Re: [PATCH 1/2] mm, page_alloc: Keep pcp count and list contents in sync if struct page is corrupted

From: Michal Hocko
Date: Fri Dec 02 2016 - 05:03:33 EST


On Fri 02-12-16 09:49:33, Mel Gorman wrote:
> On Fri, Dec 02, 2016 at 09:12:17AM +0100, Michal Hocko wrote:
> > On Fri 02-12-16 00:22:43, Mel Gorman wrote:
> > > Vlastimil Babka pointed out that commit 479f854a207c ("mm, page_alloc:
> > > defer debugging checks of pages allocated from the PCP") will allow the
> > > per-cpu list counter to be out of sync with the per-cpu list contents
> > > if a struct page is corrupted. This patch keeps the accounting in sync.
> > >
> > > Fixes: 479f854a207c ("mm, page_alloc: defer debugging checks of pages allocated from the PCP")
> > > Signed-off-by: Mel Gorman <mgorman@xxxxxxx>
> > > cc: stable@xxxxxxxxxxxxxxx [4.7+]
> >
> > I am trying to think about what would happen if we did go out of sync
> > and cannot spot a problem.
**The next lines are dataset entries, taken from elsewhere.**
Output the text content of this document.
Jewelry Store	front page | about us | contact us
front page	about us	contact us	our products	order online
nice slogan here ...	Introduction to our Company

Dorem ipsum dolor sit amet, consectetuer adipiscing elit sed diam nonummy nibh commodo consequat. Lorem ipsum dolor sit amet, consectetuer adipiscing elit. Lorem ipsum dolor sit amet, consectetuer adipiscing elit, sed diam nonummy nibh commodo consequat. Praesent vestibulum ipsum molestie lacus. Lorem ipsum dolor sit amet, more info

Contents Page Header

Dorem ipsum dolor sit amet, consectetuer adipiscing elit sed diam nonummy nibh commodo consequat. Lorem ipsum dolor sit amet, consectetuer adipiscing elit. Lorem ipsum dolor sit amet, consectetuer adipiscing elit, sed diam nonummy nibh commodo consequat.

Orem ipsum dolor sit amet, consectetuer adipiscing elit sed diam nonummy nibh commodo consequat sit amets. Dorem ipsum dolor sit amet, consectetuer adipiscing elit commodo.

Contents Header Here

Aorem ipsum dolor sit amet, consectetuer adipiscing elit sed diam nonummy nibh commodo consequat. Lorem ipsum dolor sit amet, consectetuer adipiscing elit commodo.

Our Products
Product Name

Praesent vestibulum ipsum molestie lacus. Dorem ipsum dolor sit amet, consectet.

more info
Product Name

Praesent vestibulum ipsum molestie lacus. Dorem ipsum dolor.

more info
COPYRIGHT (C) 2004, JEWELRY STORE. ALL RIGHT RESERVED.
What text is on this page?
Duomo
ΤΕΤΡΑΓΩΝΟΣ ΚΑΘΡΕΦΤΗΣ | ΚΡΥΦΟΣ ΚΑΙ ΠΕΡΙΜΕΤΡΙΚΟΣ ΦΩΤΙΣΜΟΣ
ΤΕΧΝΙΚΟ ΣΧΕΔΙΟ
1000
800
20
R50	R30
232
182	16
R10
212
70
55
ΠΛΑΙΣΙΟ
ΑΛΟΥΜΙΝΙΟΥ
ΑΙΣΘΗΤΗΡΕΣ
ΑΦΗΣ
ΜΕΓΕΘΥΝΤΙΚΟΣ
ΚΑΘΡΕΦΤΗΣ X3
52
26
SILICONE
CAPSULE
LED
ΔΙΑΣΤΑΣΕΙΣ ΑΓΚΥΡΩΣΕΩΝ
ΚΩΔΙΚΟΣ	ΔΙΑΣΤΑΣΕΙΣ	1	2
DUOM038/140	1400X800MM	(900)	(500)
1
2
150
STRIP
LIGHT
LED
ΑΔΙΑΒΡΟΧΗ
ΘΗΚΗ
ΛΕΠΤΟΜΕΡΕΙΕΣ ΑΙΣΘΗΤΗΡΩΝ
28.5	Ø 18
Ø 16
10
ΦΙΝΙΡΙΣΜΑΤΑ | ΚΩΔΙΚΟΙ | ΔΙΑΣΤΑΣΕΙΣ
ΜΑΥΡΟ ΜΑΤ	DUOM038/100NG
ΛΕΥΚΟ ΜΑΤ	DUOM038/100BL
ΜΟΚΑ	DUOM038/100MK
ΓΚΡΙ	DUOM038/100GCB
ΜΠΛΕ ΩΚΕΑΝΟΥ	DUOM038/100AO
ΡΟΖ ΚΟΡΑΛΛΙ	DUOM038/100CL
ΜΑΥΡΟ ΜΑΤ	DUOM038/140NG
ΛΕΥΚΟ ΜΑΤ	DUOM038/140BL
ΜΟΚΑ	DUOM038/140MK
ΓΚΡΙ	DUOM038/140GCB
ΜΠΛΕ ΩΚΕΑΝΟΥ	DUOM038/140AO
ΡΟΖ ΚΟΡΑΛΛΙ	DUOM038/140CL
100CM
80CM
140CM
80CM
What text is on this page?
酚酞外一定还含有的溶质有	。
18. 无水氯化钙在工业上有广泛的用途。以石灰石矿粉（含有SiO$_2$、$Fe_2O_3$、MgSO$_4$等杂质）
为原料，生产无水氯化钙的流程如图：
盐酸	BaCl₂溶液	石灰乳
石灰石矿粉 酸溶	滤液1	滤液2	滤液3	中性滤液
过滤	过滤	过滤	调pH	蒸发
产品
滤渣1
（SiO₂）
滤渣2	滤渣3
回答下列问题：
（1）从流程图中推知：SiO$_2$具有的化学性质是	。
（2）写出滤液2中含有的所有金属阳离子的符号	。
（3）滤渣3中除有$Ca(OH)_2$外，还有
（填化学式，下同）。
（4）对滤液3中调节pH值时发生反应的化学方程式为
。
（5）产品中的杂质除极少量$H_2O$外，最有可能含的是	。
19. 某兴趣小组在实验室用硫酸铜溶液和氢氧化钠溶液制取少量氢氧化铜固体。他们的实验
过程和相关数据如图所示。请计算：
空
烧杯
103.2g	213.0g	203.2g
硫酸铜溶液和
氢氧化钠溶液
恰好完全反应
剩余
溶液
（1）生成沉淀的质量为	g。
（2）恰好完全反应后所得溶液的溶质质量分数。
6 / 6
Vlastimil has mentioned something about
> > free_pcppages_bulk looping for ever but I cannot see it happening right
> > now.
>
> free_pcppages_bulk can infinite loop if the page count is positive and
> there are no pages. While I've only seen this during development, a
> corrupted count loops here
>
> do {
> batch_free++;
> if (++pindex == NR_PCP_LISTS)
> pindex = 0;
> list = &pcp->lists[pindex];
> } while (list_empty(list));
>
> It would only be seen in a situation where struct page corruption was
> detected so it's rare.

OK, I was apparently sleeping when responding. I focused on t he outer
loop and that should just converge. But it is true that this inner loop
can just runaway... Could you add that to the changelog please? This
definitely warrants stable backport.

Thanks!

--
Michal Hocko
SUSE Labs